Full disclosure: The only reason I went to see The Beach Bum was as a nod to my SO, who has a celebrity crush on Matthew McConaughey. True, The New York Times had a major review of the flic by Harmony Korine, author of such classics as Spring Breakers (2012) and Trash Humpers (2009), so it couldn’t be all that bad, right? What it is, is one long monotonous depiction of debauchery in the form of Moondog, an inveterate hedonist. In fact, this character's got to be the hedonist’s hedonist. Nothing wrong with that. Pleasure and its pursuits should be a human priority, so long as it doesn’t hurt anyone else, right? We first meet Moondog on a wharf in – where else? – Key West, Florida. He’s the partying boisterous best friend to all, with a joint in one hand and can of Pabst Blue Ribbon in the other. And a perpetual womanizer, though you’ve got to wonder what the attraction is.
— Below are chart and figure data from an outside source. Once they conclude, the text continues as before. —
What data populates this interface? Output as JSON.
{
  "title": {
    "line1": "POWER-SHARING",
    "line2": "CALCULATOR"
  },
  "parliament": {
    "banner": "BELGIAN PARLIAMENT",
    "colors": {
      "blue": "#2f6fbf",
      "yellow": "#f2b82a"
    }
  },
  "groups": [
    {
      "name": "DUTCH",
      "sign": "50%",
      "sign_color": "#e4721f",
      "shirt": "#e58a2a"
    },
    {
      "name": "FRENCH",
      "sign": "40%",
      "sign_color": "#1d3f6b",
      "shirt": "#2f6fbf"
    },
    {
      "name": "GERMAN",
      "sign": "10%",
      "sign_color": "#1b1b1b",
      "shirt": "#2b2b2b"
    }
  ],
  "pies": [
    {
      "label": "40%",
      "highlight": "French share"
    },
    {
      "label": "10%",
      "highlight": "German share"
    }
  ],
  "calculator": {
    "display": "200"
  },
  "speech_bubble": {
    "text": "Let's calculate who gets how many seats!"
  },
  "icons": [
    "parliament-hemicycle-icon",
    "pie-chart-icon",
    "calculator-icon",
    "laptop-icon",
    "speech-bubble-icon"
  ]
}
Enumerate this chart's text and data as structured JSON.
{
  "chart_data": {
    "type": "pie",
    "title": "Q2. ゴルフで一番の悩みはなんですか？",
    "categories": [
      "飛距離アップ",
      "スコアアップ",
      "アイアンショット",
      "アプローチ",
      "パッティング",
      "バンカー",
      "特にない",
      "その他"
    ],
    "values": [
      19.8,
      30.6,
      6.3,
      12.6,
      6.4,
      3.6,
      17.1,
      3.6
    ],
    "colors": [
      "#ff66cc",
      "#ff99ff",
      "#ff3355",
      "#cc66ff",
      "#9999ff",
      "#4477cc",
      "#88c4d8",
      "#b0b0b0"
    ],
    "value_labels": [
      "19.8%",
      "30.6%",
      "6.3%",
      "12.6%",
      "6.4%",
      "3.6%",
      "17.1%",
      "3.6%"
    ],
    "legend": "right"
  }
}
Okay, I’m not a woman, but he’s dirty, slobbery, not to mention a world class slob. But there’s an inkling of intelligence within that stoned bonhomie. Every once in awhile he sits down at a small portable typewriter (no laptop for him) and drums out stories that actually have critical value. He’s a kind of anti-establishment South Florida Charles Bukowski, the west coast skid row poet. He even recites a line of Baudelaire. The problem with this movie is that it’s simply one long stretch of the same thing. After about 20 minutes you get tired of the endless partying, craziness, outrageousness. You’ve got to wonder whether a character such as Moondog, in real life, at some point would have dropped the boozing, donned suit and tie, and found a job at an insurance company, just to break the sameness. I understand the filmmakers had a very good time on the set (which also features Snoop Dogg, Zac Efron and, appropriately, Jimmy Buffett) and one can easily see why. But what they’ve released on us, poor viewers, is unrelenting boredom in the form of hedonistic boorishness. 

Monday April 8 marks the debut of the new subscription-based Criterion Collection online movie channel. It rose from the ashes of the former art house website FilmStruck, which closed late last year. Unlike FilmStruck, however, The Criterion Channel will be available to moviegoers in the United States and Canada. Films in April include everything from those of David Lynch to Rainer Werner Fassbinder to Susanne Bier.  

One of the hidden gems of film festivals in the Detroit area is the annual Italian Film Festival, which is taking place all this month at various locations. The festival, sponsored by the Italian Consulate in Detroit, is absolutely free, and brings North American filmgoers a selection of contemporary Italian film. It opened April 3 and runs until May 5.